Il s’agit donc d’une interprétation très libérale de la notion d’attroupement ; cette conception a amené le juge administratif à admettre la responsabilité de l’Etat pour des dommages causées par « une série d’actions concertées ayant donné lieu sur l’ensemble du territoire ou sur une partie substantielle de celui-ci à des crimes et des délits »81(*).
PARAGRAPHE III : LES PROCESSIONS RELIGIEUSES

Les manifestations extérieures du culte dont la rue peut être le cadre sont de deux ordres : les sonneries de cloches ; les cérémonies et processions. Nous nous intéresserons en particulier au régime actuel des processions religieuses (B), après en avoir examiné l’évolution historique (A).

A- L’évolution historique

Cette évolution a deux moments de référence : le Concordat et la loi de 1905 sur la séparation des Eglises et de l’Etat.

1- Le Concordat

La législation concordataire garantissait le libre exercice public du culte. Cependant, le maire pouvait, au titre de ses pouvoirs de police, réglementé, voire interdire, les processions sur la voie publique, lorsqu’était en cause la tranquillité publique ou la fluidité de la circulation. La jurisprudence admit toujours cette compétence de l’autorité municipale, qui avait été prévue dès 1790 et reprise par la législation ultérieure, avant d’être confirmée aux articles 94 et 97 de la loi du 5 avril 1884 relative à l’organisation municipale82(*).
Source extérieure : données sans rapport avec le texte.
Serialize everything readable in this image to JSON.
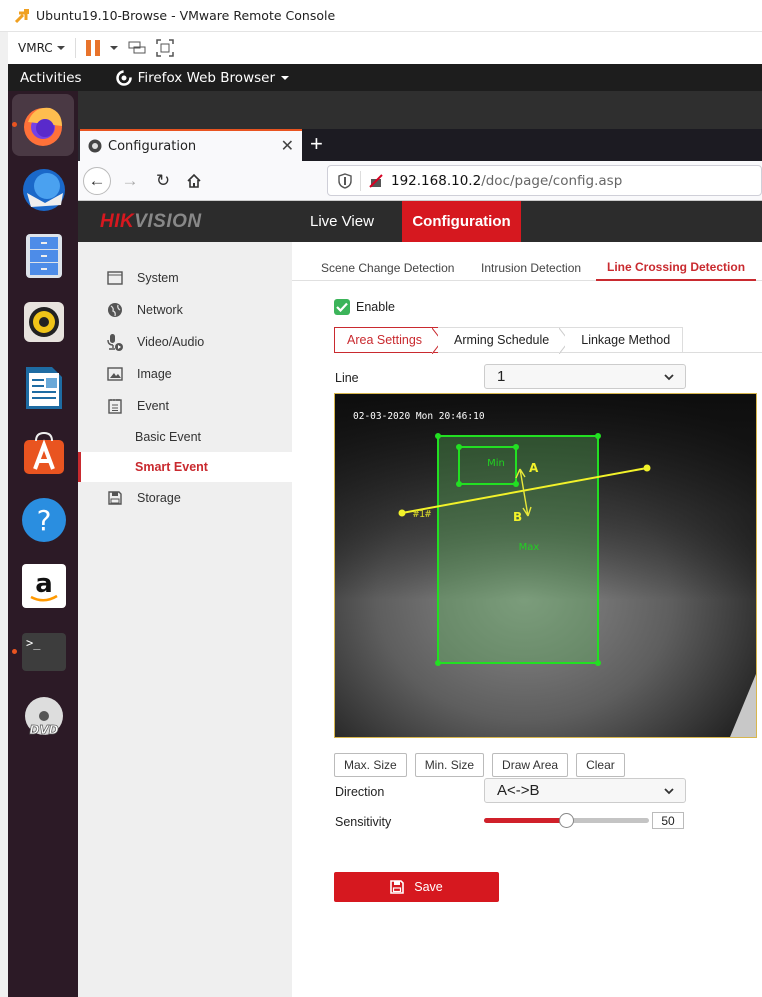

Jusqu’en 1896, ces arrêtés municipaux d’interdiction restaient rares et fondés sur des considérations d’intérêt général peu discutées ; s’ils devinrent plus fréquents, les parties se montraient toutefois conciliantes entre elles. Mais à partir de 1896, les arrêtés d’interdiction se multiplièrent, ainsi que les processions et manifestations extérieures organisées par les ecclésiastiques. De même, les poursuites menées par les maires et les ecclésiastiques devinrent plus nombreux, et le Conseil d’Etat se retrouva submergé de procédures en recours pour abus contre les arrêtés litigieux.

Quand cette voie de recours disparut en 1905 avec l’ensemble de la législation concordataire83(*), les arrêtés municipaux persistèrent, et furent soumis au Conseil d’Etat par la voie du recours pour excès de pouvoir ; le Conseil d’Etat, quant à lui, ne changea pas ses critères d’appréciation.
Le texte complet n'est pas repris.